И по тому, как в сумке взбрякнули бутылки, Серафима убедилась — дождалась. Но, испугавшись проницательности Яшки, отступила в сторону.
— Что там у тебя?
— Товар, теть Сим, товар. Ведь мы договорились. Или я чего-то недопонял?
— Откуда столько, Яша?
— Вот этого тебе пока не нужно знать.
Втайне ожидала со дня на день, но чтобы так вот — сразу с водкой, в твердом убеждении в ее незамедлительном согласии — о том помыслить не могла.
— О чем ты говоришь-то? О чем договорились? Водку, что с поминок оставалась, сплавила, спасибо. Другого уговора не было у нас.
Яшка от досады навскидку щелкнул пальцами.
— Да ну тебя, теть Сим. То вроде бы не против, то снова за свое!
Сжав пальцы в кулаки Серафима, поднесла их к подбородку, качнула головой неодобрительно.

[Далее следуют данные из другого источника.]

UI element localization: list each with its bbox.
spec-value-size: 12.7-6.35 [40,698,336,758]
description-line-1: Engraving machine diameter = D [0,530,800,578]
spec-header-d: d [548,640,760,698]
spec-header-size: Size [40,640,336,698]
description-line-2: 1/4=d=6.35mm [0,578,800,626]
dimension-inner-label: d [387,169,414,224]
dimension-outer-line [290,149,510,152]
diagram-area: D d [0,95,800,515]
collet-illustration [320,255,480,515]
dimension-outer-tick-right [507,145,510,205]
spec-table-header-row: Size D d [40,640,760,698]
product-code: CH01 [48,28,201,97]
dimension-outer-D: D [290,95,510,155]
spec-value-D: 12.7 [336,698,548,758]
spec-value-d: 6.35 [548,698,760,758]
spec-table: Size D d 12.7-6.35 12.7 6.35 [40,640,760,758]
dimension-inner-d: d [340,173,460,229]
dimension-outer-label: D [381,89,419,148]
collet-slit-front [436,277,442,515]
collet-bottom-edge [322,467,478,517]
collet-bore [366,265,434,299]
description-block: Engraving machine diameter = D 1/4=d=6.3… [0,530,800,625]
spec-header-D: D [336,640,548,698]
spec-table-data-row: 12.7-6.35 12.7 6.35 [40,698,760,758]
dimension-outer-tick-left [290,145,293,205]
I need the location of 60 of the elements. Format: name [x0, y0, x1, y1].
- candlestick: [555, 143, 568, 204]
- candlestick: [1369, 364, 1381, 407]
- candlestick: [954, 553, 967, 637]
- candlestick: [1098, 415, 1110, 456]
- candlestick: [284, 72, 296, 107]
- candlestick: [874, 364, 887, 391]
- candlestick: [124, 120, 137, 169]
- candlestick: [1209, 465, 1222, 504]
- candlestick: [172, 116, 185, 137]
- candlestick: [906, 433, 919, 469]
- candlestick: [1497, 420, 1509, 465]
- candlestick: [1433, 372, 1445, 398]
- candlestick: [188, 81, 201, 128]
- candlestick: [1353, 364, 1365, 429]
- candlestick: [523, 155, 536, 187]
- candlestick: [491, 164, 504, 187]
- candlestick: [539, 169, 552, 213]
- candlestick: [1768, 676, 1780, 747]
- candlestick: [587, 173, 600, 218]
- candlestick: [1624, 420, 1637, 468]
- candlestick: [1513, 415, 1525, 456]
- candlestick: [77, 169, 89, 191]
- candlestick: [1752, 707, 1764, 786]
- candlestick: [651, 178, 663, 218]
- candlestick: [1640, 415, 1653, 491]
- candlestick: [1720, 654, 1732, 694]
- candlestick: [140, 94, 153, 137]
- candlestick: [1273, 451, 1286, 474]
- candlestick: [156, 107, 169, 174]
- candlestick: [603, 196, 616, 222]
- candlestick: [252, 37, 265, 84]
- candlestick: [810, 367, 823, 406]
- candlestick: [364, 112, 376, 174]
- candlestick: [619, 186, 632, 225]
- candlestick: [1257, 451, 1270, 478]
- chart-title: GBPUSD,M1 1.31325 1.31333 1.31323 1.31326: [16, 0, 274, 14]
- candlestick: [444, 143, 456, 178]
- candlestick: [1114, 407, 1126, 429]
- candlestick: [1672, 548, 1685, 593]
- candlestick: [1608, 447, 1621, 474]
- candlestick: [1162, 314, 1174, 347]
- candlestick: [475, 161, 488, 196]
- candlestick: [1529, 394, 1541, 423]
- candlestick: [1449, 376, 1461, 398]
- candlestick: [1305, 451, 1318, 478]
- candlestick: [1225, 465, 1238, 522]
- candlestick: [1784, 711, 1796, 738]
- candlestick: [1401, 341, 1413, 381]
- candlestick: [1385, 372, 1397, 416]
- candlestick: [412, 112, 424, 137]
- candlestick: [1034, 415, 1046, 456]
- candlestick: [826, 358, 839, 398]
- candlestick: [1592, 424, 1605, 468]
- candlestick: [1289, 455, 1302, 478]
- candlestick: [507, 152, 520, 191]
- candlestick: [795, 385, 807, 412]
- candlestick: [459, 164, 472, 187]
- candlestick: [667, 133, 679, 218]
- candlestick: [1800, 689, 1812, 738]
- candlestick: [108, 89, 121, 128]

— С чего ты взял, что я не против?
— Вижу по глазам! — огорошил Яшка. И, не давая возразить, закончил тем же тоном: — Вижу — жмешься, трешься… Руби свои сомнения. Руби, пока я добрый. А то ведь передумаю — ногти обкусаешь!
— О чем ты, окаянный?!
Яшка перевел дыхание, раздельно произнес:
— Значит, так, теть Сим… Решай. Если нет, то я пошел, если да, бери товар и ожидай клиентов.
Серафима фартуком вытерла глаза.
— Боязно мне, Яша… Грех на душу беру.
— Бог тебя простит! Бери товар, не бойся. Если что, дай знать… Я почему тебя прошу? Менты мою берлогу знают. Для них моя берлога вроде как притон. А где притон, там часто шмон. А ты вне всяких подозрений. Клиентов буду посылать порядочных, надежных… Торгуй себе спокойненько… Бабки мне нужны. Ба-абки, понимаешь? И тебе не лишни. Тебе тем более, теть Сим. Четверть выручки твоя — вот какой я щедрый. — Яшка выставил бутылки.
Серафима пустым взглядом уставилась на водку.
— Поглядел бы на меня покойничек Матвей! Генка поглядел бы. Сгорела б со стыда!
Повинуясь безотчетному порыву, Яшка подскочил к окну, вгляделся в отражение, резко обернулся.
— Стыдно перед сы-ыном? Перед подлецом? — медленно приблизился к печи, тронул Серафиму за рукав, в глаза ей заглянул. — Святая простота… А ему не стыдно?
Серафима отмахнулась как от наваждения.
— Что ты, Яша, мелешь? Генка ли подлец? Он ведь другом был твоим. Ну тебя, ей Богу!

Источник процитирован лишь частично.